There are two major new findings in the present study. First, dilator responses of the basilar artery to selective activation of ET_B receptors are augmented in SHRSP compared with WKY. Second, dilatation of the basilar artery in response to ET_B receptor activation is mediated by EDRF in WKY, but the response in SHRSP does not depend on the production of EDRF or prostanoids.
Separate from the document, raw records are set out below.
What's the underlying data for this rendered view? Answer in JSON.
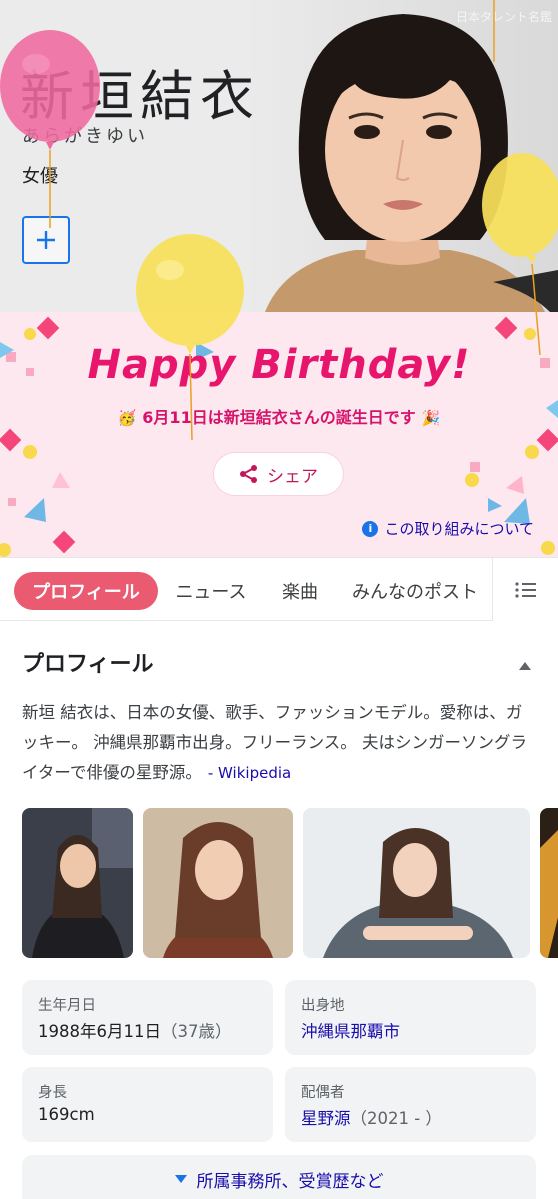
{
  "hero": {
    "name": "新垣結衣",
    "kana": "あらがきゆい",
    "occupation": "女優",
    "image_credit": "日本タレント名鑑",
    "follow_icon": "plus-icon"
  },
  "birthday": {
    "title": "Happy Birthday!",
    "message": "6月11日は新垣結衣さんの誕生日です",
    "left_emoji": "🥳",
    "right_emoji": "🎉",
    "share_label": "シェア",
    "about_label": "この取り組みについて",
    "colors": {
      "accent": "#e8156c",
      "background": "#fde8ef"
    }
  },
  "tabs": {
    "items": [
      {
        "label": "プロフィール",
        "active": true
      },
      {
        "label": "ニュース"
      },
      {
        "label": "楽曲"
      },
      {
        "label": "みんなのポスト"
      }
    ],
    "more_icon": "list-icon"
  },
  "profile": {
    "title": "プロフィール",
    "description": "新垣 結衣は、日本の女優、歌手、ファッションモデル。愛称は、ガッキー。 沖縄県那覇市出身。フリーランス。 夫はシンガーソングライターで俳優の星野源。",
    "source": "Wikipedia",
    "facts": {
      "birth": {
        "label": "生年月日",
        "value": "1988年6月11日",
        "sub": "（37歳）"
      },
      "origin": {
        "label": "出身地",
        "value": "沖縄県那覇市"
      },
      "height": {
        "label": "身長",
        "value": "169cm"
      },
      "spouse": {
        "label": "配偶者",
        "value": "星野源",
        "sub": "（2021 - ）"
      }
    },
    "more_label": "所属事務所、受賞歴など"
  }
}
Responses to IRL 1620 in WKY and SHRSP
Although endothelin is an extremely potent vasoconstrictor,²⁵ endothelins can also produce vasodilator responses.^{1 2 3} ET-1–induced vasodilatation appears to be mediated by activation of ET_B receptors, which are expressed on endothelium.^{4 5 6 8} Previous studies of cerebral blood vessels suggested that ET-3 can produce relaxation of the basilar artery in vitro²⁶ and that IRL 1620 can increase cerebral blood flow when administered intra-arterially.²⁷

We have shown recently that topical application of IRL 1620, a selective ET_B receptor agonist, produces dilatation of the basilar artery in Sprague-Dawley rats in vivo.⁹ Dilatation of the basilar artery in response to IRL 1620 is not inhibited by an ET_A antagonist but is inhibited completely by a combined ET_A/ET_B receptor antagonist.⁹ Thus, ET_B receptors are functional in the basilar artery, and selective activation of these receptors produces vasodilatation in normal rats. In the present study, IRL 1620 also produced dilatation of the basilar artery in WKY rats.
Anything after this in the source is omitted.